Legend not drawn from function in PyRoot

Hi,

I am having trouble drawing legend, legend does not get drawn if I put the Draw statement in a function, though it does draw if the Draw statement is outside.

A simple example is

from ROfrom ROOT import *
file=TFile("SingleTopNtuple/SingleTop.ntuple.TDR_012.root")
tree=file.Get("UserData")

histo=TH1F("histo","", 100, -5,5)
tree.Draw("elec_eta>>histo", "")
legend=TLegend(0.6,0.6,0.8,0.8)
legend.AddEntry(histo, histo.GetName(), "l")
legend.Draw()

This does what I expect it to do. Draw histogram and legend. Now the following

from ROOT import *
file=TFile("SingleTopNtuple/SingleTop.ntuple.TDR_012.root")
tree=file.Get("UserData")

def fun():
  histo=TH1F("histo","", 100, -5,5)
  tree.Draw("elec_eta>>histo", "")
  legend=TLegend(0.6,0.6,0.8,0.8)
  legend.AddEntry(histo, histo.GetName(), "l")
  legend.Draw()

fun()

does not draw the legend, only the histogram.
A workaround is

from ROOT import *
file=TFile("SingleTopNtuple/SingleTop.ntuple.TDR_012.root")
tree=file.Get("UserData")

def fun():
  histo=TH1F("histo","", 100, -5,5)
  tree.Draw("elec_eta>>histo", "")
  legend=TLegend(0.6,0.6,0.8,0.8)
  legend.AddEntry(histo, histo.GetName(), "l")
  return legend

leg=fun()
leg.Draw()

this works the same as the first example.

Why does the second not work?

Thank you for your help.

Cheers
Akira

Akira,

it’s a scoping issue. Your TLegend object is created in python, therefore memory-managed by the python interpreter and thus destroyed at the end of your function. Because of the memory manager in ROOT, that destruction is propagated and hence it is completely removed.

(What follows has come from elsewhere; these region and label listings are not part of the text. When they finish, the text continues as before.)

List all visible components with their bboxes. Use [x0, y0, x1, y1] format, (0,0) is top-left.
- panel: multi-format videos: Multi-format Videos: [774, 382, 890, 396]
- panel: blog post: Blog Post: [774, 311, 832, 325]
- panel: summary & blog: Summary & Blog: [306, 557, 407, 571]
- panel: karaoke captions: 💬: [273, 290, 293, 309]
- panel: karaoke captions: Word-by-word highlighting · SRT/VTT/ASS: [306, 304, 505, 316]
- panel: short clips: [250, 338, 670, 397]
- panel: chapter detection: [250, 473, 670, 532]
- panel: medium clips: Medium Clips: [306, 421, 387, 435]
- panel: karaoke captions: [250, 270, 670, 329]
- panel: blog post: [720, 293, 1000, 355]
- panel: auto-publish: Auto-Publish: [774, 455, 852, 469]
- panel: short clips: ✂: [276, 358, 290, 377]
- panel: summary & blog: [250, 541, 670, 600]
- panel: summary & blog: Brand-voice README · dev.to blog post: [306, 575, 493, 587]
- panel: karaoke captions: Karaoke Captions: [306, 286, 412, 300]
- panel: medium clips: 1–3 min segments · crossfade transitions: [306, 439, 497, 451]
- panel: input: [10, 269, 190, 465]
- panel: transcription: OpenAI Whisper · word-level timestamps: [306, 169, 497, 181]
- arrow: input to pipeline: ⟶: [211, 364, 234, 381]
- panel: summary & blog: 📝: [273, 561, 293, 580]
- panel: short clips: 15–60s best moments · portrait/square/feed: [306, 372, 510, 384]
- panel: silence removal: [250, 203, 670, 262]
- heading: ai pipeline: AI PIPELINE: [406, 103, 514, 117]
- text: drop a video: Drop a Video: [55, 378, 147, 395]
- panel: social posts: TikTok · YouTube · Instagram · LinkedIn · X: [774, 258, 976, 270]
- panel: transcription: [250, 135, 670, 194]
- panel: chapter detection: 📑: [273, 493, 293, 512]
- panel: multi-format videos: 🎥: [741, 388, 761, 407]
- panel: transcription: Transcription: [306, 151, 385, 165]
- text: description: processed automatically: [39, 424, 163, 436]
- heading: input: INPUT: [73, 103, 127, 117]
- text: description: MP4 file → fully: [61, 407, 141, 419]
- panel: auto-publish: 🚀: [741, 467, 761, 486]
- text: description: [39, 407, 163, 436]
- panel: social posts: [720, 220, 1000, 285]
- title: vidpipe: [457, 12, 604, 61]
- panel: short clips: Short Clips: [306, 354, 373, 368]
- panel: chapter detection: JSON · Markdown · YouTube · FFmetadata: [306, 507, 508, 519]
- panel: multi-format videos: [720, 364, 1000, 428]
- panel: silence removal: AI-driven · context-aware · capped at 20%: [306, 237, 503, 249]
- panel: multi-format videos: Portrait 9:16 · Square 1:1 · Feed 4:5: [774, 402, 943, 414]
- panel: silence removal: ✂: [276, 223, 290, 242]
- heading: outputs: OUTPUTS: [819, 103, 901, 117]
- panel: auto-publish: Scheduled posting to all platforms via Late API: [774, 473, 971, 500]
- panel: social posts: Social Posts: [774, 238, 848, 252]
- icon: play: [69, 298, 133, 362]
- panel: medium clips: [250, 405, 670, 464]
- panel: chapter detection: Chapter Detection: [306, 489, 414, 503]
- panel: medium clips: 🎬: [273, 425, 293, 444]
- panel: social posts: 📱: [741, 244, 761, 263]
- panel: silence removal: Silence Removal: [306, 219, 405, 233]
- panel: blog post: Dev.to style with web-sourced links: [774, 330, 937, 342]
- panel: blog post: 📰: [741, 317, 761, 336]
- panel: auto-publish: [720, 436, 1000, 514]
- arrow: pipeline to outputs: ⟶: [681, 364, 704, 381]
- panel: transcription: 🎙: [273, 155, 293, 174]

I do not believe that in the old version of PyROOT that you’re using there is any other option than what you did (or keep it in a global list called something obvious such as ‘keep’). In newer versions of PyROOT, however, you can do:from ROOT import SetOwnership SetOwnership( legend, 0 ) # 0 = release (not keep), 1 = keep

Maybe I should just make a special case for TObject::Draw(), given what happens behind closed doors.

HTH,
Wim

Hi Wim

Thank you for your help.
I understand the situation but this does not happen to histograms (different ownership?) I see them drawn either way.

Cheers
Akira

Akira,

by default, PyROOT uses some heuristics to determine ownership rules (unless the memory policy is explicitly set to “strict,” which unfortunately is a global feature, so either all code is strict or all use heuristics).

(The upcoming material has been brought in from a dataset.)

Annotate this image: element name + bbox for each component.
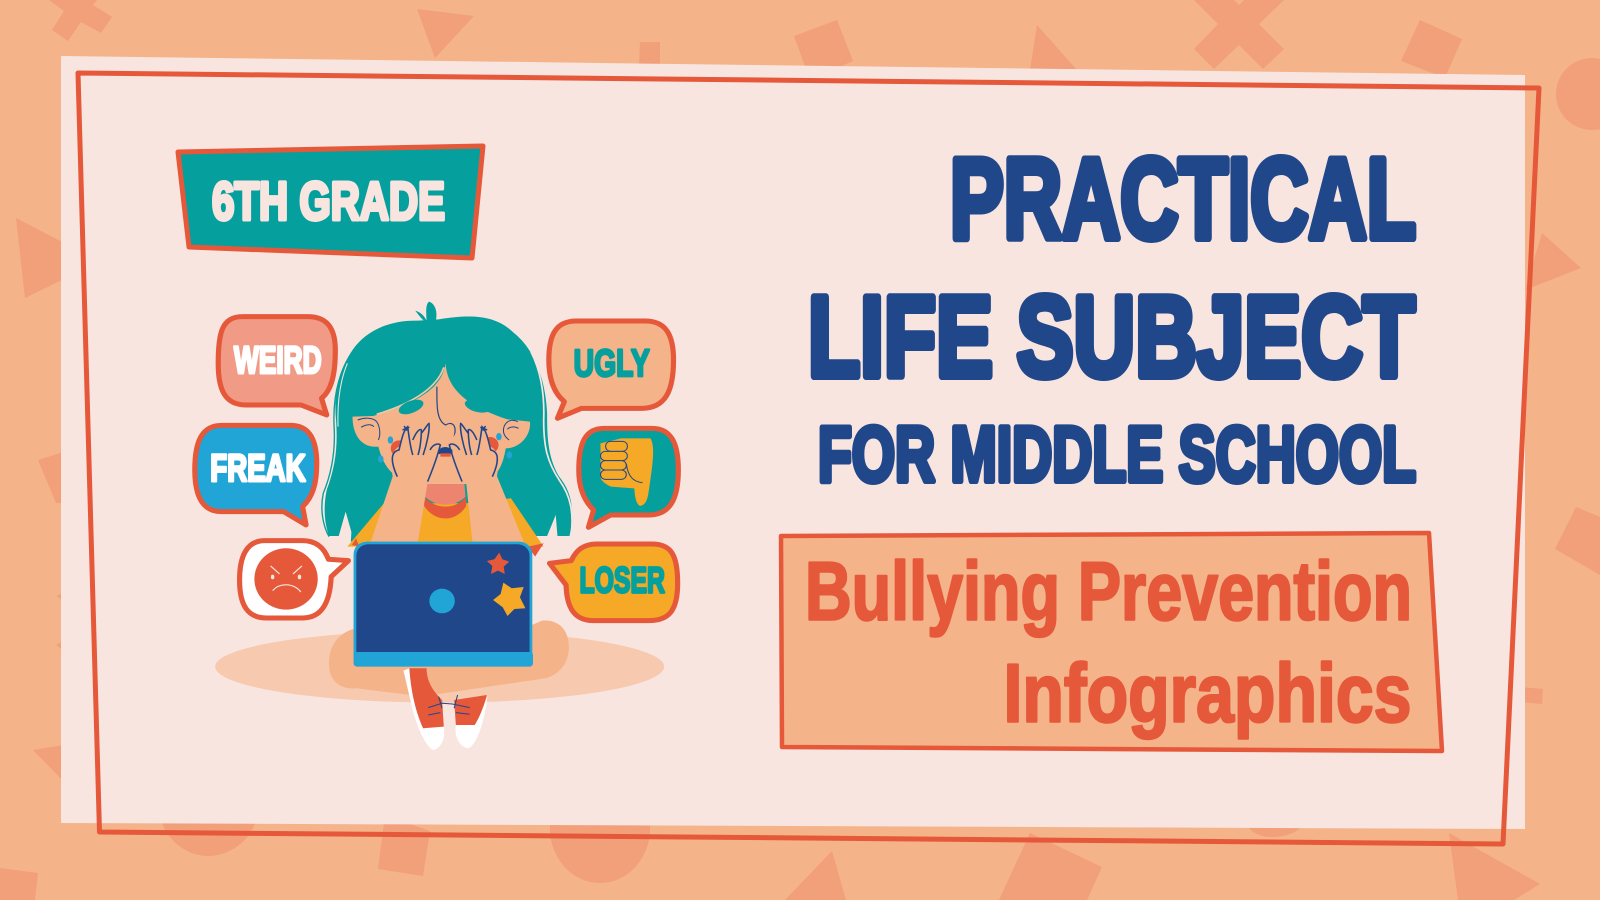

One of the rules thus applied, is that once an object is passed by non-const pointer, ownership is relinquished. This works very well in ROOT, since when ownership of an object is not going to be taken over, the interfaces tend to use (const) references. It is, however, not generally a good idea (Gaudi/Athena comes to mind, where most interfaces are passed around by non-const pointer, regardless of ownership, which is taken care of with ref-counting), and hence the strict mode was invented.

In your case, it is this call:legend.AddEntry(histo, histo.GetName(), "l")which passes ‘histo’ by non-const pointer, causing PyROOT to give up ownership. Indeed, if you dig a bit, the pointer to the histo is kept as a datamember of a TLegendEntry, and so the heuristic rule that prevents python from deleting the C++ side of ‘histo’ is correctly applied here.

HTH,
Wim

Hi Wim

Thank you for a detailed explanation. I understand as far as you told me but looks like there’s much more to learn for me. Thanks your help, have a nice weekend.